Back in the time when Tim LaHaye’s temperament categories captured the evangelical imagination, I always got stuck with the same label of the four: melancholy (choleric, sanguine, and phlegmatic rounding out the group). Ask Nancy and she will probably tell you that this moody blues pattern in her husband during far too many of those early years made for one of the biggest challenges to her marital adjustment.
I am happy to say after nearly forty years of walking with Jesus that the label doesn’t stick so well anymore. That’s not to say that I don’t struggle with melancholy from time to time. I do. But things have changed by God’s grace and the power of the gospel.
Understanding the power of the gospel and living in the grip of grace that delivers one from melancholy depends a great deal on grasping the relationship between the moods of Greek verbs. Gotcha thinking now, don’t I? You probably didn’t guess that trajectory in my thinking.
But it’s true, entirely true, in the relationship between the indicative and the imperative moods. The indicative mood in languages states what is. The imperative, on the other hand, declares what should be. The former is descriptive; the latter is prescriptive. To put it another way, the indicative tells us who we are in Christ because of the gospel while the imperative tells us how we should live in light of the gospel.
For example, Ephesians 2:4-6 states what is. Because of God’s great love, even when we were dead in sin, He made us alive together with Christ, raised us up with Him, and seated us with Him in the heavenly places. We refer to that as positional truth. That’s our position in Christ. Ephesians 4:1-3, on the other hand, declares what should be in light of what is. Because of what God has done for us in Jesus we should walk in a manner worthy of the calling to which you have been called. The rest of those verses goes on to unpack what worthy walking looks like.
That’s only one of a myriad of examples from the New Testament. Here’s the point. Don’t confuse your who with your do. Don’t switch your indicative with your imperative. The Bible never does. The indicative always precedes the imperative, never the other way around. In Christ what you do does not determine who you are; who you are determines what you do! We don’t obey the commands of Christ in the word of God to make ourselves pleasing to God; we obey the commands of Christ in the word of God because we are pleasing to God in Christ.
This is huge in terms of shaping emotional moods! If you confuse your who with your do, if you switch the moods, you will end up either despairing because you never measure up, or you go the other way and end up bragging at how much you have it together. Neither of those moods pleases God.
I was reminded the other morning just how much the gospel has changed my moods by a rather silly incident. Nancy prepared a dynamite egg & cheese strata for our weekly staff meeting. I get up earlier than she does on Tuesday morning so it fell to me to preheat the oven and get the thing cooking while our guys prayed. Sounds simple enough.
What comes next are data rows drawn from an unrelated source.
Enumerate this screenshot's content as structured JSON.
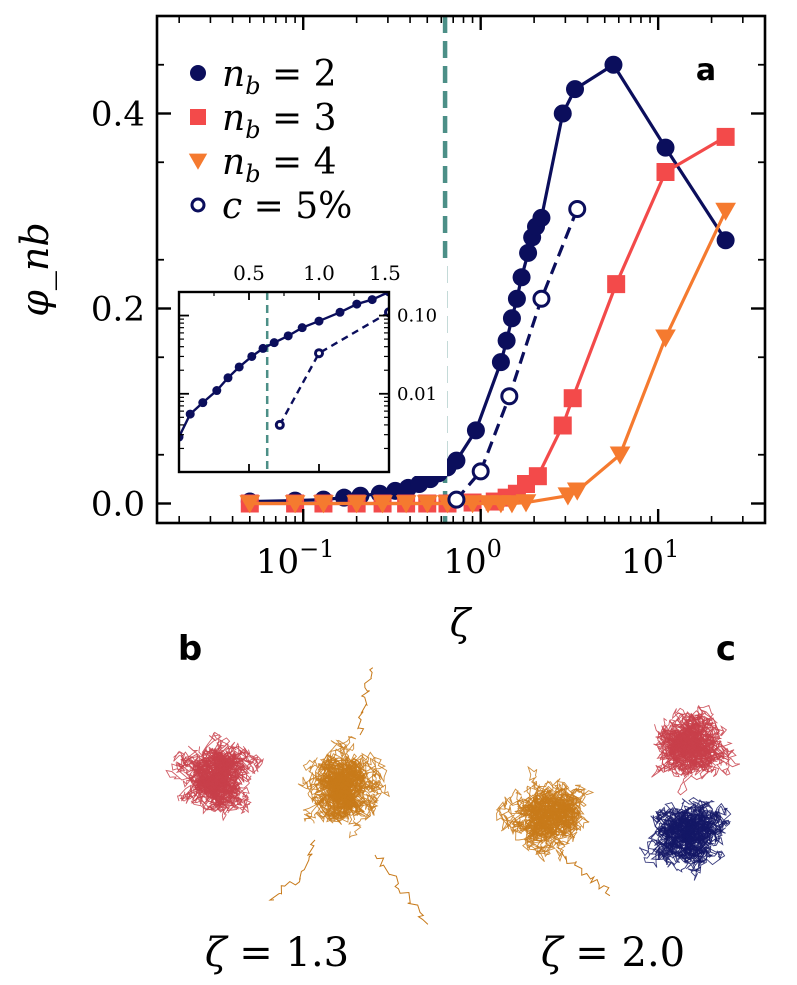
{
  "figure": {
    "panel_a_label": "a",
    "panel_b_label": "b",
    "panel_c_label": "c",
    "caption_b": "ζ = 1.3",
    "caption_c": "ζ = 2.0"
  },
  "chart_data": [
    {
      "type": "line",
      "panel": "a",
      "xlabel": "ζ",
      "ylabel": "φ_nb",
      "xscale": "log",
      "xlim": [
        0.015,
        40
      ],
      "ylim": [
        -0.02,
        0.5
      ],
      "xticks": [
        {
          "value": 0.1,
          "base": "10",
          "exp": "−1"
        },
        {
          "value": 1,
          "base": "10",
          "exp": "0"
        },
        {
          "value": 10,
          "base": "10",
          "exp": "1"
        }
      ],
      "yticks": [
        {
          "value": 0.0,
          "label": "0.0"
        },
        {
          "value": 0.2,
          "label": "0.2"
        },
        {
          "value": 0.4,
          "label": "0.4"
        }
      ],
      "vline": {
        "x": 0.63,
        "color": "#4c8f87",
        "style": "dashed"
      },
      "legend_position": "top-left",
      "series": [
        {
          "name": "n_b = 2",
          "legend_var": "n",
          "legend_sub": "b",
          "legend_rhs": " = 2",
          "color": "#0b0e5c",
          "marker": "circle-filled",
          "line": "solid",
          "x": [
            0.05,
            0.09,
            0.13,
            0.17,
            0.21,
            0.27,
            0.33,
            0.39,
            0.45,
            0.52,
            0.58,
            0.65,
            0.73,
            0.94,
            1.3,
            1.4,
            1.5,
            1.6,
            1.7,
            1.85,
            1.95,
            2.05,
            2.2,
            2.9,
            3.4,
            5.6,
            11,
            24
          ],
          "y": [
            0.002,
            0.003,
            0.004,
            0.006,
            0.008,
            0.01,
            0.013,
            0.016,
            0.02,
            0.025,
            0.031,
            0.037,
            0.044,
            0.075,
            0.145,
            0.167,
            0.19,
            0.21,
            0.232,
            0.257,
            0.273,
            0.284,
            0.293,
            0.4,
            0.425,
            0.45,
            0.365,
            0.27
          ]
        },
        {
          "name": "n_b = 3",
          "legend_var": "n",
          "legend_sub": "b",
          "legend_rhs": " = 3",
          "color": "#f34a4a",
          "marker": "square-filled",
          "line": "solid",
          "x": [
            0.05,
            0.09,
            0.13,
            0.2,
            0.28,
            0.38,
            0.5,
            0.65,
            0.9,
            1.2,
            1.4,
            1.6,
            1.8,
            2.1,
            2.9,
            3.3,
            5.8,
            11,
            24
          ],
          "y": [
            0.0,
            0.0,
            0.0,
            0.0,
            0.0,
            0.0,
            0.0,
            0.0,
            0.001,
            0.002,
            0.006,
            0.01,
            0.02,
            0.028,
            0.08,
            0.108,
            0.225,
            0.34,
            0.376
          ]
        },
        {
          "name": "n_b = 4",
          "legend_var": "n",
          "legend_sub": "b",
          "legend_rhs": " = 4",
          "color": "#f57a2f",
          "marker": "triangle-down-filled",
          "line": "solid",
          "x": [
            0.05,
            0.09,
            0.13,
            0.2,
            0.28,
            0.38,
            0.5,
            0.65,
            0.9,
            1.1,
            1.3,
            1.5,
            1.8,
            3.1,
            3.5,
            6.1,
            11,
            24
          ],
          "y": [
            0.0,
            0.0,
            0.0,
            0.0,
            0.0,
            0.0,
            0.0,
            0.0,
            0.0,
            0.0,
            0.0,
            0.0,
            0.001,
            0.008,
            0.013,
            0.05,
            0.17,
            0.3
          ]
        },
        {
          "name": "c = 5%",
          "legend_var": "c",
          "legend_sub": "",
          "legend_rhs": " = 5%",
          "color": "#0b0e5c",
          "marker": "circle-open",
          "line": "dashed",
          "x": [
            0.73,
            1.0,
            1.45,
            2.2,
            3.5
          ],
          "y": [
            0.004,
            0.033,
            0.11,
            0.21,
            0.302
          ]
        }
      ]
    },
    {
      "type": "line",
      "panel": "a-inset",
      "xlim": [
        0.0,
        1.5
      ],
      "ylim": [
        0.001,
        0.2
      ],
      "yscale": "log",
      "xticks": [
        {
          "value": 0.5,
          "label": "0.5"
        },
        {
          "value": 1.0,
          "label": "1.0"
        },
        {
          "value": 1.5,
          "label": "1.5"
        }
      ],
      "yticks": [
        {
          "value": 0.01,
          "label": "0.01"
        },
        {
          "value": 0.1,
          "label": "0.10"
        }
      ],
      "vline": {
        "x": 0.63,
        "color": "#4c8f87",
        "style": "dashed"
      },
      "series": [
        {
          "name": "n_b = 2",
          "color": "#0b0e5c",
          "marker": "circle-filled",
          "line": "solid",
          "x": [
            0.0,
            0.08,
            0.17,
            0.27,
            0.35,
            0.43,
            0.52,
            0.6,
            0.68,
            0.78,
            0.88,
            1.0,
            1.15,
            1.27,
            1.38,
            1.5
          ],
          "y": [
            0.0028,
            0.0055,
            0.0077,
            0.011,
            0.016,
            0.022,
            0.03,
            0.038,
            0.045,
            0.055,
            0.07,
            0.085,
            0.11,
            0.14,
            0.16,
            0.2
          ]
        },
        {
          "name": "c = 5%",
          "color": "#0b0e5c",
          "marker": "circle-open",
          "line": "dashed",
          "x": [
            0.72,
            1.0,
            1.5
          ],
          "y": [
            0.004,
            0.033,
            0.11
          ]
        }
      ]
    }
  ]
}
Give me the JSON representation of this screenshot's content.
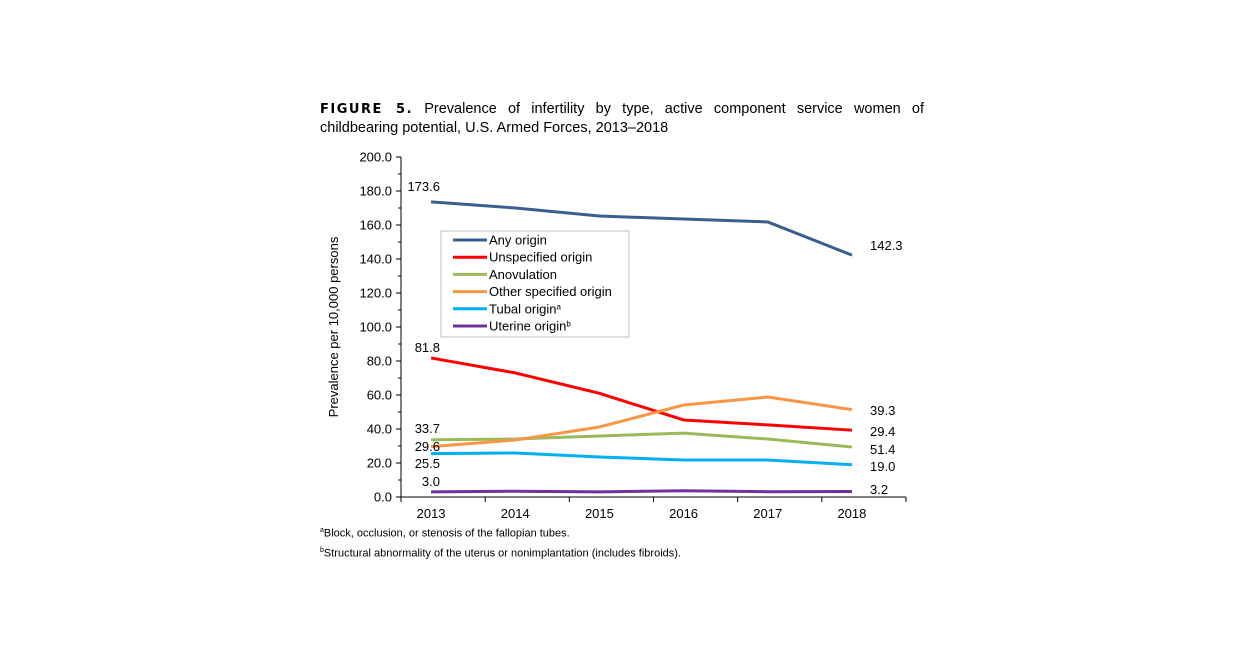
{
  "chart_data": {
    "type": "line",
    "title_prefix": "FIGURE 5.",
    "title": "Prevalence of infertility by type, active component service women of childbearing potential, U.S. Armed Forces, 2013–2018",
    "xlabel": "",
    "ylabel": "Prevalence per 10,000 persons",
    "ylim": [
      0,
      200
    ],
    "yticks": [
      "0.0",
      "20.0",
      "40.0",
      "60.0",
      "80.0",
      "100.0",
      "120.0",
      "140.0",
      "160.0",
      "180.0",
      "200.0"
    ],
    "categories": [
      "2013",
      "2014",
      "2015",
      "2016",
      "2017",
      "2018"
    ],
    "grid": false,
    "legend_placement": "upper-left inside",
    "series": [
      {
        "name": "Any origin",
        "sup": "",
        "color": "#3a5f8f",
        "values": [
          173.6,
          170.0,
          165.3,
          163.5,
          161.8,
          142.3
        ],
        "start_label": "173.6",
        "end_label": "142.3"
      },
      {
        "name": "Unspecified origin",
        "sup": "",
        "color": "#ff0000",
        "values": [
          81.8,
          73.0,
          61.0,
          45.3,
          42.4,
          39.3
        ],
        "start_label": "81.8",
        "end_label": "39.3"
      },
      {
        "name": "Anovulation",
        "sup": "",
        "color": "#9bbb59",
        "values": [
          33.7,
          34.1,
          35.9,
          37.6,
          34.1,
          29.4
        ],
        "start_label": "33.7",
        "end_label": "29.4"
      },
      {
        "name": "Other specified origin",
        "sup": "",
        "color": "#f79646",
        "values": [
          29.6,
          33.5,
          41.2,
          54.1,
          58.8,
          51.4
        ],
        "start_label": "29.6",
        "end_label": "51.4"
      },
      {
        "name": "Tubal origin",
        "sup": "a",
        "color": "#00b0f0",
        "values": [
          25.5,
          25.9,
          23.5,
          21.8,
          21.8,
          19.0
        ],
        "start_label": "25.5",
        "end_label": "19.0"
      },
      {
        "name": "Uterine origin",
        "sup": "b",
        "color": "#7030a0",
        "values": [
          3.0,
          3.4,
          3.0,
          3.7,
          3.1,
          3.2
        ],
        "start_label": "3.0",
        "end_label": "3.2"
      }
    ],
    "footnotes": [
      {
        "mark": "a",
        "text": "Block, occlusion, or stenosis of the fallopian tubes."
      },
      {
        "mark": "b",
        "text": "Structural abnormality of the uterus or nonimplantation (includes fibroids)."
      }
    ]
  }
}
But when she came out to the kitchen I heard a gasp and wondered, What did I do wrong now? Turns out I had preheated the oven but never put the casserole in there! Poor Nanc had to scramble literally, whipping ups some eggs. Plan B she graciously called it. How cool is it to live with a wife constrained by the gospel?
Tell you the truth, I was tempted, really tempted, to do that silly thing I have often done. I thought seriously about playing that game I play so well called beat up on PC. I know it’s silly, but that’s the very kind of thing that can put me into an emotional tailspin!
And then I remembered the gospel. It’s not about my performance; it’s about His provision. He has perfected me for all time (Hebrews 10:14). I am complete in Him (Colossians 2:10). I have been crucified with Christ (Galatians 2:20). The pleasure of God with me His child does not depend on remembering to put the strata in the oven or any other assignment for that matter. It depends upon my union with Christ and God’s absolute delight with Him.
If we get this, if we keep our moods in the right order, then the joy of the Lord really will be our strength (Nehemiah 8:10), and our moods will be shaped for the glory of God and testify to the beauty of the gospel.